Omer has received the LiveLib Readers' Choice Award for Detective Fiction, the Russian Detective Prize, and the Thomas & Mercer Silver Raven Award.

== Early life ==
Omer was born in Jerusalem in 1979. Both parents are psychologists, and one brother is the artist Noam Omer. At age six the family relocated to Boston for a year for his father's post-doctorate, where Omer acquired fluent English. From a young age he was a voracious reader of science fiction and fantasy.

== Career ==
=== Early works ===
At 16, inspired by Douglas Adams and Terry Pratchett, Omer wrote his first novel, The Geography of the End of the World, published by Israeli publisher Opus in 1995; he was the imprint’s youngest author.

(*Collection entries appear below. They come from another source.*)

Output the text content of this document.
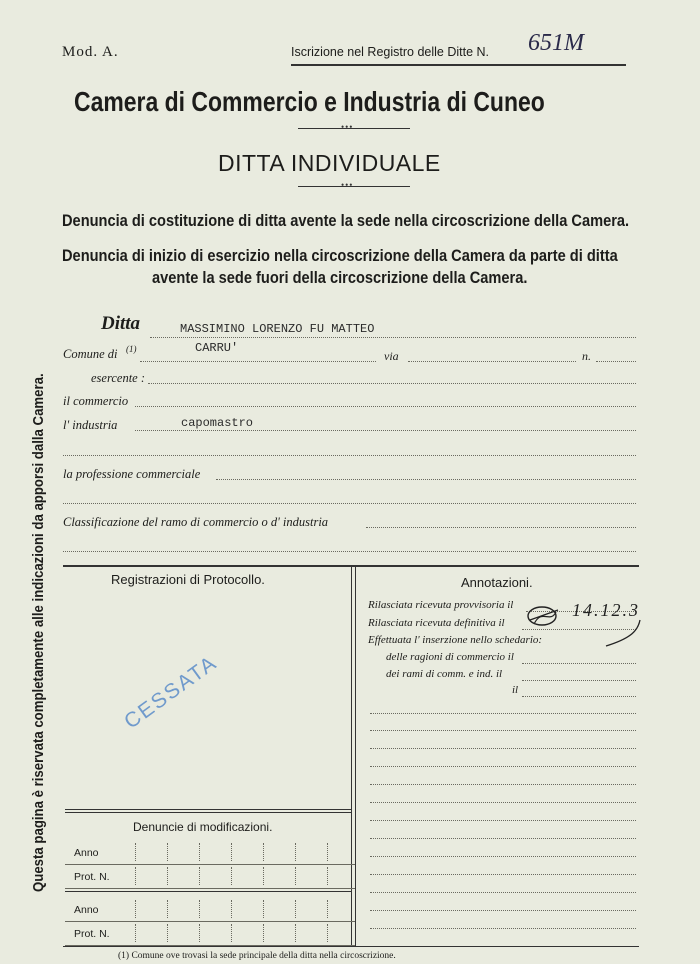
Mod. A.	Iscrizione nel Registro delle Ditte N. 651M
Camera di Commercio e Industria di Cuneo
•••
DITTA INDIVIDUALE
•••
Denuncia di costituzione di ditta avente la sede nella circoscrizione della Camera.
Denuncia di inizio di esercizio nella circoscrizione della Camera da parte di ditta
avente la sede fuori della circoscrizione della Camera.
Questa pagina è riservata completamente alle indicazioni da apporsi dalla Camera.
Ditta	MASSIMINO LORENZO FU MATTEO
Comune di (1)	CARRU'
via	n.
esercente :
il commercio
l' industria	capomastro
la professione commerciale
Classificazione del ramo di commercio o d' industria
Registrazioni di Protocollo.
CESSATA
Annotazioni.
Rilasciata ricevuta provvisoria il
Rilasciata ricevuta definitiva il
Effettuata l' inserzione nello schedario:
delle ragioni di commercio il
dei rami di comm. e ind. il
il
14.12.3
Denuncie di modificazioni.
Anno
Prot. N.
Anno
Prot. N.
(1) Comune ove trovasi la sede principale della ditta nella circoscrizione.
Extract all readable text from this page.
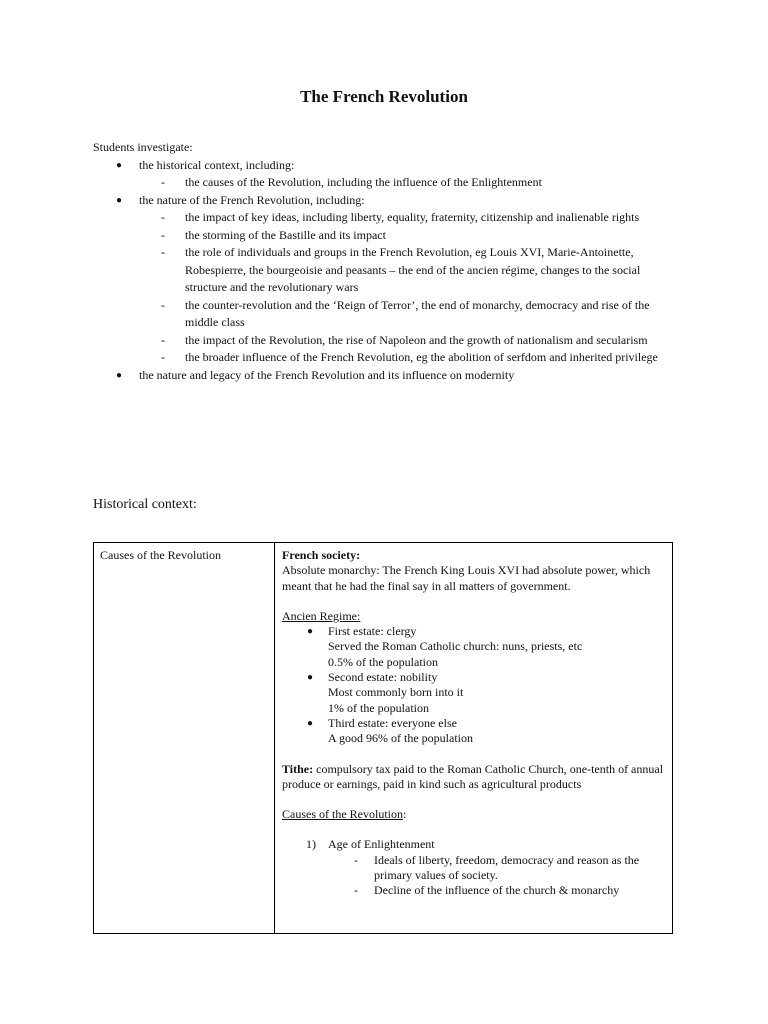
The French Revolution
Students investigate:
● the historical context, including:
- the causes of the Revolution, including the influence of the Enlightenment
● the nature of the French Revolution, including:
- the impact of key ideas, including liberty, equality, fraternity, citizenship and inalienable rights
- the storming of the Bastille and its impact
- the role of individuals and groups in the French Revolution, eg Louis XVI, Marie-Antoinette, Robespierre, the bourgeoisie and peasants – the end of the ancien régime, changes to the social structure and the revolutionary wars
- the counter-revolution and the ‘Reign of Terror’, the end of monarchy, democracy and rise of the middle class
- the impact of the Revolution, the rise of Napoleon and the growth of nationalism and secularism
- the broader influence of the French Revolution, eg the abolition of serfdom and inherited privilege
● the nature and legacy of the French Revolution and its influence on modernity
Historical context:
Causes of the Revolution	French society:
Absolute monarchy: The French King Louis XVI had absolute power, which meant that he had the final say in all matters of government.
Ancien Regime:
● First estate: clergy
Served the Roman Catholic church: nuns, priests, etc
0.5% of the population
● Second estate: nobility
Most commonly born into it
1% of the population
● Third estate: everyone else
A good 96% of the population
Tithe: compulsory tax paid to the Roman Catholic Church, one-tenth of annual produce or earnings, paid in kind such as agricultural products
Causes of the Revolution:
1) Age of Enlightenment
- Ideals of liberty, freedom, democracy and reason as the primary values of society.
- Decline of the influence of the church & monarchy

His second novel, The Duck Attack (1999), was nominated for the Gefen Award. In the late 2000s he wrote social satire and launched the (now defunct) platform Loof Columns.

In 2011 Omer co-created the RPG Misfortune with Shahar Kober and Ziv Botzer, writing the main plot and worldbuilding over two years; Gamasutra praised its multi-thread storytelling.

=== The Narrowdale series ===
Omer next wrote an interactive YA project, Nedudey Shena (Insomnia), with supplemental short videos, in a collaboration between Kinneret Zmora-Bitan and Keter Publishing House. A companion website hosted the protagonist’s vlog, noted by Haaretz. The English edition, Sleepless, appeared in 2015. Sequels included Moth to a Flame and The Buzzing.

=== Glenmore Park ===
After six fantasy books, Omer shifted to contemporary realism/crime, adopting the pen name “Mike Omer”. He created the Massachusetts-set city of Glenmore Park for a trilogy beginning with Spider’s Web (2016), followed by Deadly Web and Web of Fear.

=== Zoe Bentley trilogy ===
A side character from Spider’s Web, FBI profiler Zoe Bentley, headlined Omer’s Thomas & Mercer–published thrillers: A Killer's Mind (2018), In the Darkness (2019), and Thicker Than Blood (2020). A Killer’s Mind reached major bestseller lists.

=== Abby Mullen trilogy ===
In March 2021 Omer published A Deadly Influence, praised by Kirkus as “an expert ticking-clock suspenser”. Publishers Weekly called the debut “smart”. Sequels followed: Damaged Intentions (March 2022) and A Burning Obsession (November 2023).

==Books==

=== As Michael Omer ===
- Omer, Michael (1995). "The Geography of the End of the World"
- Omer, Michael (1999). "The Duck Attack"
- Omer, Michael (2014). "Sleepless"
- Omer, Michael (2015). "Sleepless"
- Omer, Michael (2015). "Moth to a Flame"

=== As Mike Omer ===
- Omer, Mike (2016). "Spider's Web (Glenmore Park Book 1)"
- Omer, Mike (2016). "Deadly Web (Glenmore Park Book 2)"
- Omer, Mike (2016). "Web of Fear (Glenmore Park Book 3)"
- Omer, Mike (2018). "A Killer's Mind (Zoe Bentley Mystery Book 1)"
- Omer, Mike (2019). "In the Darkness (Zoe Bentley Mystery Book 2)"
- Omer, Mike (2020). "Thicker Than Blood (Zoe Bentley Mystery Book 3)"
- Omer, Mike (2021). "A Deadly Influence (Abby Mullen Thrillers Book 1)"
- Omer, Mike (2022). "Damaged Intentions (Abby Mullen Thrillers Book 2)"
- Omer, Mike (2022). "A Burning Obsession (Abby Mullen Thrillers Book 3)"
- Omer, Mike (2023). "Please Tell Me"
- Omer, Mike (2024). "Behind You"

== Awards ==
- LiveLib Readers' Choice Award for Detective Fiction, 2020 (A Killer's Mind), 2023 (Damaged Intentions)
- The Russian Detective Prize, 2020 (A Killer's Mind)

== Film adaptations ==
In February, 2024, a TV series based on the novel "A Killer's Mind" (Russian: "Внутри убийцы") was released in the VOD streaming service Kinopoisk, which acquired the rights to the film adaptation in 2021. The main action of the series was transferred from Chicago to St. Petersburg. The main roles were played by Anastasia Yevgrafova and Tikhon Zhiznevsky.